Liquidità per le imprese: Confartigianato in aiuto

Per Confartigianato, la compensazione dei debiti fiscali e dei crediti nei confronti dello Stato è l’unica strada percorribile per garantire nel breve termine liquidità alle imprese. 

Gli imprenditori italiani, già “sotto torchio” dalla mancanza di credito e dai ritardi nei pagamenti da parte della pubblica amministrazione, devono affrontare a breve le scadenze fiscali. A gravare sulle imprese saranno soprattutto l’Imu, l’Irpef e l’Ires.

Confartigianato prende posizione e afferma a gran voce che l’unica via percorribile per permettere in tempi rapidi alle imprese di godere di una certa liquidità è quella che passa per la compensazione dei debiti fiscali e dei crediti vantati nei confronti dello Stato.

Imprese e liquidità, interviene Confartigianato

In attesa del recepimento della direttiva UE a riguardo, Andrea De Simone, segretario di Confartigianato Viterbo, spiega:

“I prossimi mesi, giugno e luglio, saranno drammatici, potremmo arrivare ad un punto molto pesante di rottura della coesione sociale”.
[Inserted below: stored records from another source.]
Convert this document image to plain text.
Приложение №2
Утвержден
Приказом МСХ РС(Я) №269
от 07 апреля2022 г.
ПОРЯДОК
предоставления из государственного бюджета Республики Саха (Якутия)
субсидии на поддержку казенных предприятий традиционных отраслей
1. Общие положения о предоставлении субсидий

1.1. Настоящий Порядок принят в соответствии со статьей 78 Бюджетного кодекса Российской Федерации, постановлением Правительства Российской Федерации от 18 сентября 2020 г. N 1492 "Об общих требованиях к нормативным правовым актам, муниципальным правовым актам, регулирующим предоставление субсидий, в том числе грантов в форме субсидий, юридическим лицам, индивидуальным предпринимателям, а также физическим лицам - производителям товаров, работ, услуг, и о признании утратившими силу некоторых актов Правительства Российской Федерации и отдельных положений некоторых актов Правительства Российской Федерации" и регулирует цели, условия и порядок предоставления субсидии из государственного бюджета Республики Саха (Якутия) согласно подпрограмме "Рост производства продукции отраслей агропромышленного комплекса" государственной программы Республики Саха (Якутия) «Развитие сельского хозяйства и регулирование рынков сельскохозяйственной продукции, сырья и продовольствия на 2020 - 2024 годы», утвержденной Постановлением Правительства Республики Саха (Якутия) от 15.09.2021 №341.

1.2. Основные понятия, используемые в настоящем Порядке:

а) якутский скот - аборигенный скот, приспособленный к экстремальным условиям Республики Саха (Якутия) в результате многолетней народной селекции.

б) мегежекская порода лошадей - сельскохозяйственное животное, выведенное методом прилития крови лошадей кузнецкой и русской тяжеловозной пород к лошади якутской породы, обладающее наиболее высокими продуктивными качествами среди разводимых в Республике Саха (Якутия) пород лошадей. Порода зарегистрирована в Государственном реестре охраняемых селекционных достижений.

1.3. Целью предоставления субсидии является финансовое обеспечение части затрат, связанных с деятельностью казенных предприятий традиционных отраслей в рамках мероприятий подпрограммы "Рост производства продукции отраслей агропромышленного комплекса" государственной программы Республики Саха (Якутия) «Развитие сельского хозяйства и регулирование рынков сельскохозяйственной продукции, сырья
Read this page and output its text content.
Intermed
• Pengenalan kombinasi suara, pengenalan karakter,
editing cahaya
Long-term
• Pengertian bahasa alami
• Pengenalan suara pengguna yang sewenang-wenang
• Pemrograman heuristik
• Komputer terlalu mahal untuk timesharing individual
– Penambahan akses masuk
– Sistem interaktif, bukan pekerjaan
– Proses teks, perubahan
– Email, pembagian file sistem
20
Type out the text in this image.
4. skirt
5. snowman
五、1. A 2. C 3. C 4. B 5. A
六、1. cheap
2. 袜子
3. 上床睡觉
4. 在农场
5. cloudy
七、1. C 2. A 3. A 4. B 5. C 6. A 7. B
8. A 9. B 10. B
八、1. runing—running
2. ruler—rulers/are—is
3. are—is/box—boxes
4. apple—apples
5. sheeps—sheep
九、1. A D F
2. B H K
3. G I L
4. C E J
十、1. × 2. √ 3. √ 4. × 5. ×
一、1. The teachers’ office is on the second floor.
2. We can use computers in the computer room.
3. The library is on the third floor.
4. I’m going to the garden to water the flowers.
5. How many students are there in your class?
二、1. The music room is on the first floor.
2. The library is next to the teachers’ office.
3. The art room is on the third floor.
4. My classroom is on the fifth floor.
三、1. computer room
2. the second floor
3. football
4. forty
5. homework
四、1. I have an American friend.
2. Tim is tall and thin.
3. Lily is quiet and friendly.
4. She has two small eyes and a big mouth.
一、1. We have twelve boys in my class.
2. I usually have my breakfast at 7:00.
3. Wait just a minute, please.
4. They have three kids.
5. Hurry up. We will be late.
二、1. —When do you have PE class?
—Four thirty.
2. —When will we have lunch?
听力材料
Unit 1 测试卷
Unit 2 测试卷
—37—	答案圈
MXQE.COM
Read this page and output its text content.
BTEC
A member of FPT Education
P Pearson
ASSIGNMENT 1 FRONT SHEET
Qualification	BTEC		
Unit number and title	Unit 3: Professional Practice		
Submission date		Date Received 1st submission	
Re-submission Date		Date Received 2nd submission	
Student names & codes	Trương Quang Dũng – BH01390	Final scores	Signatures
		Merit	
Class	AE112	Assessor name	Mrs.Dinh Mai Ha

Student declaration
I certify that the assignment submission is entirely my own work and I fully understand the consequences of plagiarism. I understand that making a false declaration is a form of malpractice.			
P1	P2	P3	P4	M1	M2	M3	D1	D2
La strada indicata dal segretario e condivisa dai colleghi mira a recepire anticipatamente la direttiva europea del marzo 2013 al fine di compensare i debiti fiscali e i crediti vantati dalle imprese nei confronti dello Stato.

De Simone aggiunge:

“Con le elezioni amministrative si è fermato tutto, persino il ddl sul lavoro. E invece tutti i problemi sono aperti, anche il tentativo di fare l’accordo sul credito con Abi e Ministero dello Sviluppo Economico per dare ossigeno alle imprese. C’erano in campo solo buone intenzioni”.

E ancora:

“Il debitore pubblico non paga per evitare che il debito diventi conclamato e vada a peggiorare i conti nazionali. Si tratta di una cifra enorme: 100 miliardi di euro dovuti dallo Stato per acquisti. Una cifra che sta diventando drammatica a fronte dell’aumento della pressione fiscale e del sostanziale blocco del credito ormai quasi totale e concentrato sulle Pmi”.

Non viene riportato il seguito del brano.